Peggy and Bill Cusick of Saint Patrick Parish were enthusiastic about sharing their most memorable Bishop Dougherty “stories” while he served as their shepherd at the Scranton parish.

“I remember Monsignor Dougherty coming to visit me during one of my extended hospital stays,” Peggy began, seemingly about to recount another of the countless classic examples of the priest’s compassion for the suffering.

The tale took an unexpected twist, however, and wound up being an example of his classic dry wit, as she added, “He said to me, ‘Don’t worry, Peggy, everything is under control at home. I just went by the house and Bill was hosing off all the dinner dishes in the front yard.’”

On a serious note, Peggy explained the reason why Bishop Dougherty was always the last person in line at the funeral home during a viewing. “He made sure that if anyone was behind him, he insisted they go ahead of him.”

Two years after Bishop Dougherty was required by canon law to submit his letter of resignation at the age of 75, Pope Benedict XVI released the Scranton Auxiliary from his official duties in 2009. Not surprising, however, the word “retirement” had only a nominal effect on the 77-year-old shepherd.

In addition to other such official/unofficial assignments he fulfilled as Auxiliary Bishop Emeritus, Bishop Dougherty served in residence for several years at Christ the King Parish in Archbald.

“I became a better Catholic because of Bishop Dougherty,” Christ the King parishioner Mary Lynn Krushinski said. “His solemn Masses, his stature was so noticeable, along with his deep voice that got your attention. He renewed my love for God by his example.”

Rockne O’Connor, a member of the Archbald parish who attends Holy Cross High School in Dunmore, prefaced his comments with the following quote from Saint John Vianney, patron saint of parish priests, which he believes best sums up the bishop’s legacy: “The priest is not a priest for himself…he is for you. After God, the priest is everything.”

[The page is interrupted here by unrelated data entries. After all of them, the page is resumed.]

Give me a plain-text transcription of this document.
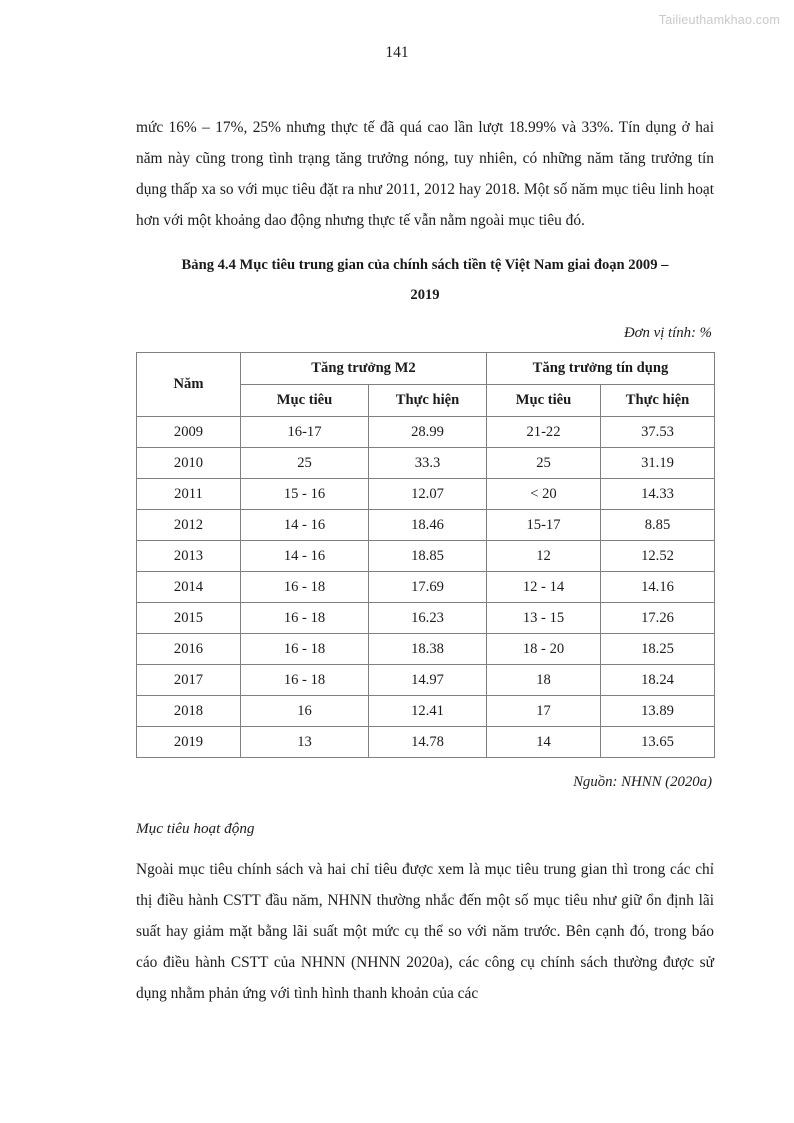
Tailieuthamkhao.com
141

mức 16% – 17%, 25% nhưng thực tế đã quá cao lần lượt 18.99% và 33%. Tín dụng ở hai năm này cũng trong tình trạng tăng trưởng nóng, tuy nhiên, có những năm tăng trưởng tín dụng thấp xa so với mục tiêu đặt ra như 2011, 2012 hay 2018. Một số năm mục tiêu linh hoạt hơn với một khoảng dao động nhưng thực tế vẫn nằm ngoài mục tiêu đó.

Bảng 4.4 Mục tiêu trung gian của chính sách tiền tệ Việt Nam giai đoạn 2009 –

2019

Đơn vị tính: %

Năm	Tăng trưởng M2		Tăng trưởng tín dụng	
	Mục tiêu	Thực hiện	Mục tiêu	Thực hiện
2009	16-17	28.99	21-22	37.53
2010	25	33.3	25	31.19
2011	15 - 16	12.07	< 20	14.33
2012	14 - 16	18.46	15-17	8.85
2013	14 - 16	18.85	12	12.52
2014	16 - 18	17.69	12 - 14	14.16
2015	16 - 18	16.23	13 - 15	17.26
2016	16 - 18	18.38	18 - 20	18.25
2017	16 - 18	14.97	18	18.24
2018	16	12.41	17	13.89
2019	13	14.78	14	13.65

Nguồn: NHNN (2020a)

Mục tiêu hoạt động

Ngoài mục tiêu chính sách và hai chỉ tiêu được xem là mục tiêu trung gian thì trong các chỉ thị điều hành CSTT đầu năm, NHNN thường nhắc đến một số mục tiêu như giữ ổn định lãi suất hay giảm mặt bằng lãi suất một mức cụ thể so với năm trước. Bên cạnh đó, trong báo cáo điều hành CSTT của NHNN (NHNN 2020a), các công cụ chính sách thường được sử dụng nhằm phản ứng với tình hình thanh khoản của các
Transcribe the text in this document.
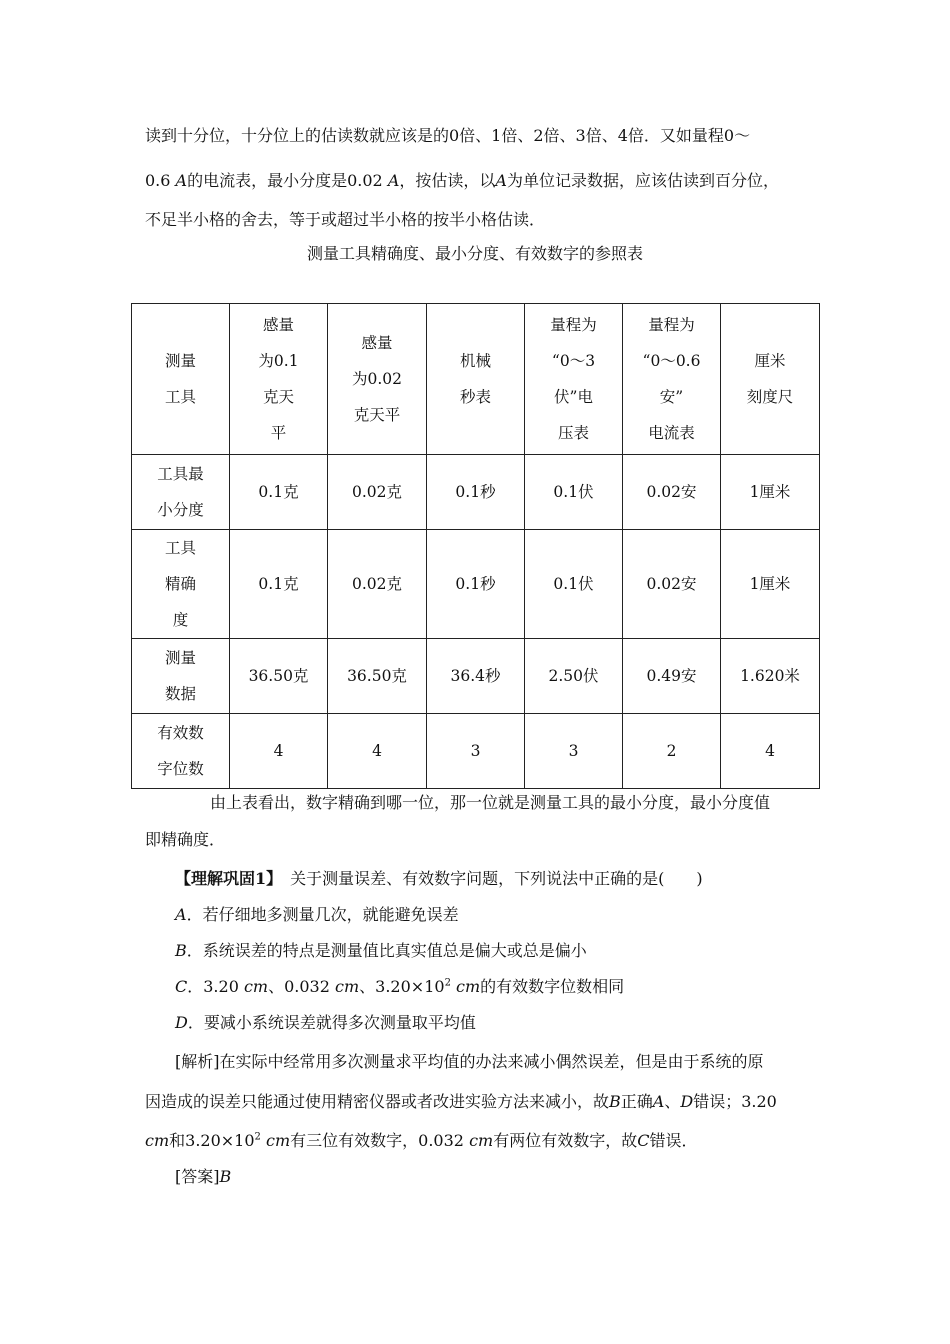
读到十分位，十分位上的估读数就应该是的0倍、1倍、2倍、3倍、4倍．又如量程0～
0.6 A的电流表，最小分度是0.02 A，按估读，以A为单位记录数据，应该估读到百分位，
不足半小格的舍去，等于或超过半小格的按半小格估读．
测量工具精确度、最小分度、有效数字的参照表
测量
工具	感量
为0.1
克天
平	感量
为0.02
克天平	机械
秒表	量程为
“0～3
伏”电
压表	量程为
“0～0.6
安”
电流表	厘米
刻度尺
工具最
小分度	0.1克	0.02克	0.1秒	0.1伏	0.02安	1厘米
工具
精确
度	0.1克	0.02克	0.1秒	0.1伏	0.02安	1厘米
测量
数据	36.50克	36.50克	36.4秒	2.50伏	0.49安	1.620米
有效数
字位数	4	4	3	3	2	4
由上表看出，数字精确到哪一位，那一位就是测量工具的最小分度，最小分度值
即精确度．
【理解巩固1】　关于测量误差、有效数字问题，下列说法中正确的是(　　)
A．若仔细地多测量几次，就能避免误差
B．系统误差的特点是测量值比真实值总是偏大或总是偏小
C．3.20 cm、0.032 cm、$3.20\times 10^2$ cm的有效数字位数相同
D．要减小系统误差就得多次测量取平均值
[解析]在实际中经常用多次测量求平均值的办法来减小偶然误差，但是由于系统的原
因造成的误差只能通过使用精密仪器或者改进实验方法来减小，故B正确A、D错误；3.20
cm和$3.20\times 10^2$ cm有三位有效数字，0.032 cm有两位有效数字，故C错误．
[答案]B
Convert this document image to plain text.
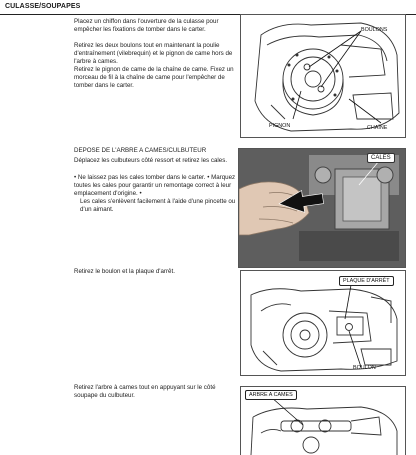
CULASSE/SOUPAPES

Placez un chiffon dans l'ouverture de la culasse pour empêcher les fixations de tomber dans le carter.

Retirez les deux boulons tout en maintenant la poulie d'entraînement (vilebrequin) et le pignon de came hors de l'arbre à cames.

Retirez le pignon de came de la chaîne de came. Fixez un morceau de fil à la chaîne de came pour l'empêcher de tomber dans le carter.

BOULONS
PIGNON	CHAÎNE
DEPOSE DE L'ARBRE A CAMES/CULBUTEUR

Déplacez les culbuteurs côté ressort et retirez les cales.

• Ne laissez pas les cales tomber dans le carter. • Marquez toutes les cales pour garantir un remontage correct à leur emplacement d'origine. •

Les cales s'enlèvent facilement à l'aide d'une pincette ou d'un aimant.

CALES

Retirez le boulon et la plaque d'arrêt.

PLAQUE D'ARRÊT
BOULON

Retirez l'arbre à cames tout en appuyant sur le côté soupape du culbuteur.	ARBRE A CAMES
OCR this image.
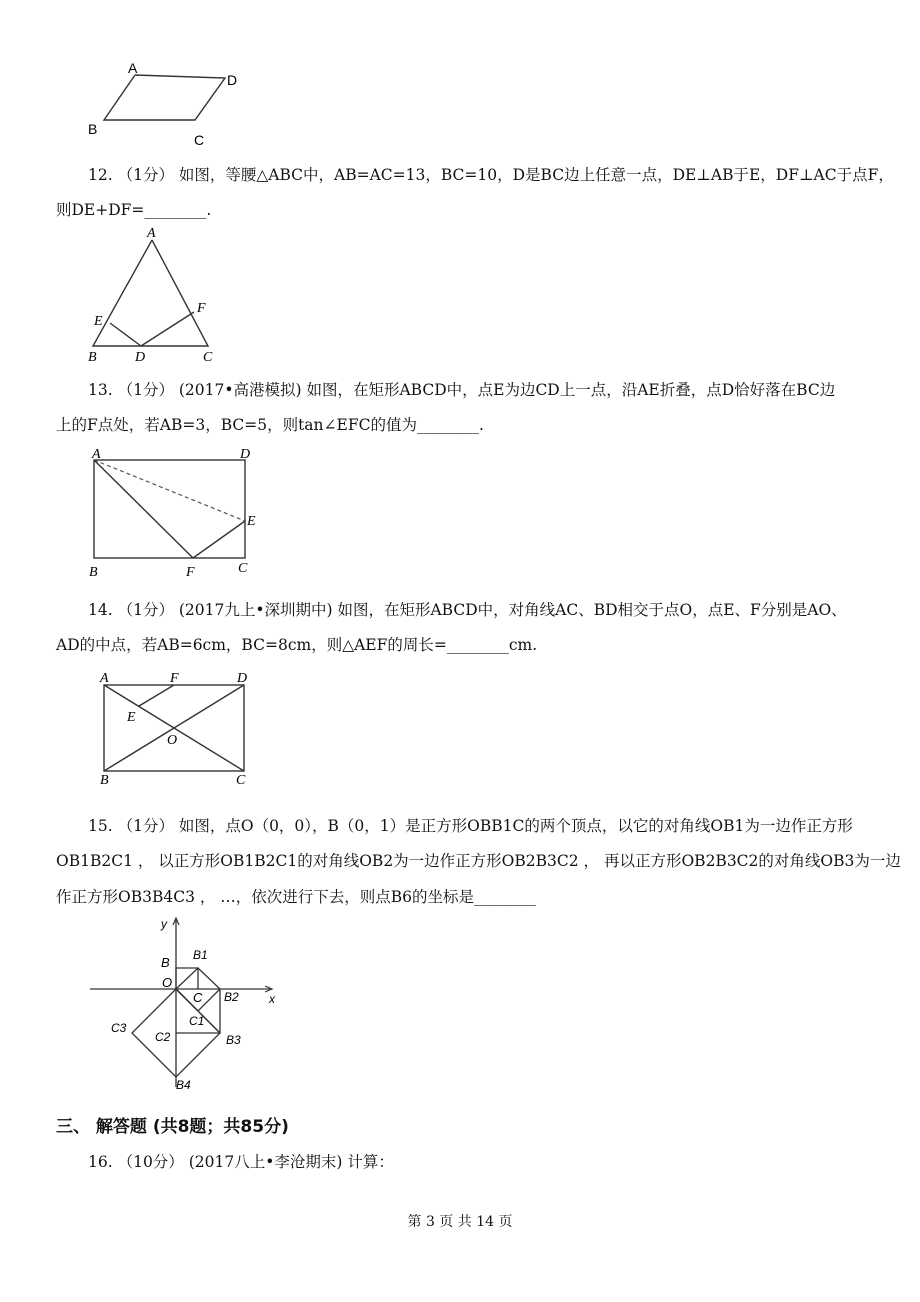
A
D
B
C
12. （1分） 如图，等腰△ABC中，AB=AC=13，BC=10，D是BC边上任意一点，DE⊥AB于E，DF⊥AC于点F，
则DE+DF=________.
A
E
F
B	D	C
13. （1分） (2017•高港模拟) 如图，在矩形ABCD中，点E为边CD上一点，沿AE折叠，点D恰好落在BC边
上的F点处，若AB=3，BC=5，则tan∠EFC的值为________.
A	D
E
B	F	C
14. （1分） (2017九上•深圳期中) 如图，在矩形ABCD中，对角线AC、BD相交于点O，点E、F分别是AO、
AD的中点，若AB=6cm，BC=8cm，则△AEF的周长=________cm.
A	F	D
E
O
B	C
15. （1分） 如图，点O（0，0），B（0，1）是正方形OBB1C的两个顶点，以它的对角线OB1为一边作正方形
OB1B2C1 ， 以正方形OB1B2C1的对角线OB2为一边作正方形OB2B3C2 ， 再以正方形OB2B3C2的对角线OB3为一边
作正方形OB3B4C3 ， …，依次进行下去，则点B6的坐标是________
y
x
B B1
O
C B2
C1
C3
C2	B3
B4
三、 解答题 (共8题；共85分)
16. （10分） (2017八上•李沧期末) 计算：
第 3 页 共 14 页
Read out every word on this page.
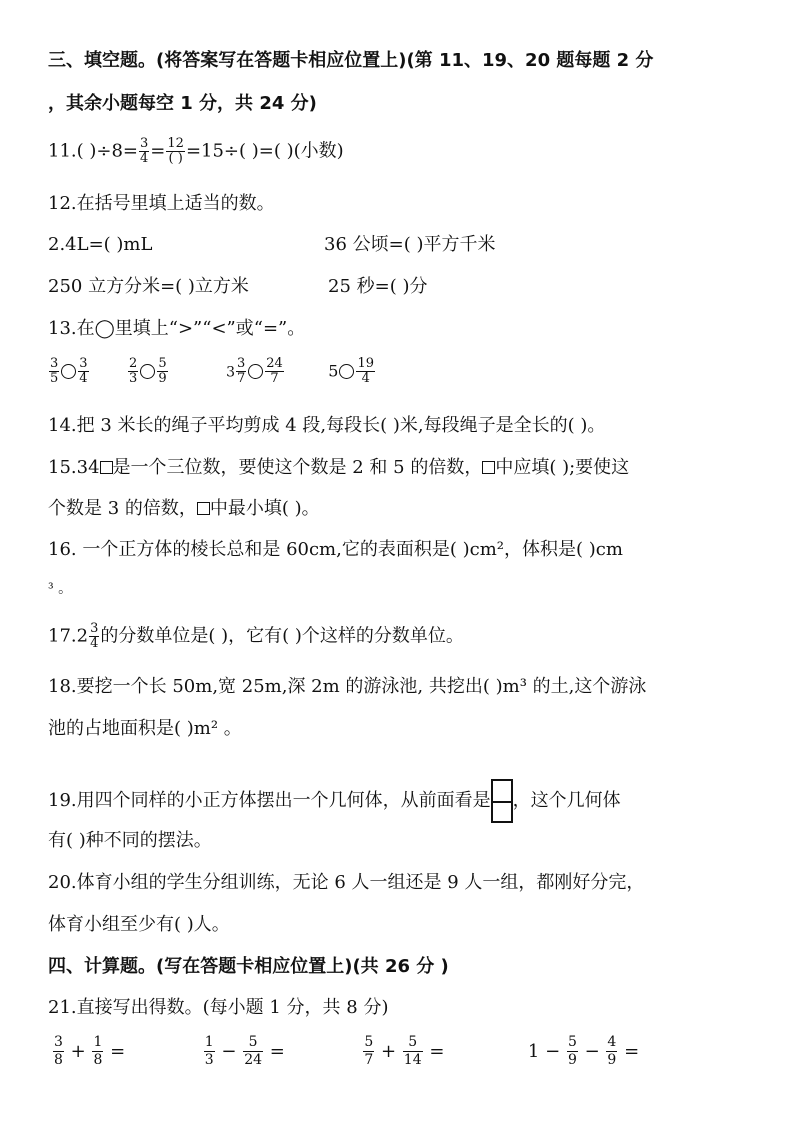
三、填空题。(将答案写在答题卡相应位置上)(第 11、19、20 题每题 2 分
，其余小题每空 1 分，共 24 分)
11.( )$\div 8= \frac{3}{4} = \frac{12}{( )} =15\div$( )=( )(小数)
12.在括号里填上适当的数。
2.4L=( )mL	36 公顷=( )平方千米
250 立方分米=( )立方米	25 秒=( )分
13.在◯里填上“>”“<”或“=”。
$\frac{3}{5} \frac{3}{4}$
	$\frac{2}{3} \frac{5}{9}$	$3 \frac{3}{7} \frac{24}{7}$	$5 \frac{19}{4}$
14.把 3 米长的绳子平均剪成 4 段,每段长( )米,每段绳子是全长的( )。
15.34 是一个三位数，要使这个数是 2 和 5 的倍数， 中应填( );要使这
个数是 3 的倍数， 中最小填( )。
16. 一个正方体的棱长总和是 60cm,它的表面积是( )cm²，体积是( )cm
³ 。
$17.2 \frac{3}{4}$ 的分数单位是( )，它有( )个这样的分数单位。
18.要挖一个长 50m,宽 25m,深 2m 的游泳池, 共挖出( )m³ 的土,这个游泳
池的占地面积是( )m² 。
19.用四个同样的小正方体摆出一个几何体，从前面看是 ，这个几何体
有( )种不同的摆法。
20.体育小组的学生分组训练，无论 6 人一组还是 9 人一组，都刚好分完，
体育小组至少有( )人。
四、计算题。(写在答题卡相应位置上)(共 26 分 )
21.直接写出得数。(每小题 1 分，共 8 分)
$\frac{3}{8} + \frac{1}{8}$ =	$\frac{1}{3} - \frac{5}{24}$ =	$\frac{5}{7} + \frac{5}{14}$ =	$1 - \frac{5}{9} - \frac{4}{9}$ =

“Bishop Dougherty, by his selflessness and humility, is a true priest for all of us forever,” the young man stated.

Rockne’s father, Jay, was spiritually insightful and somewhat poetic in offering these thoughts on the revered clergyman of cherished memory: “His voice, as stern and as authoritative as I would imagine God’s would be; his eyes and heart as empathetic, kind and merciful as I know Mary’s are, he was and will forever be a giant of a man of God and an immaculate example of a true priest in his humble, selfless service to all.”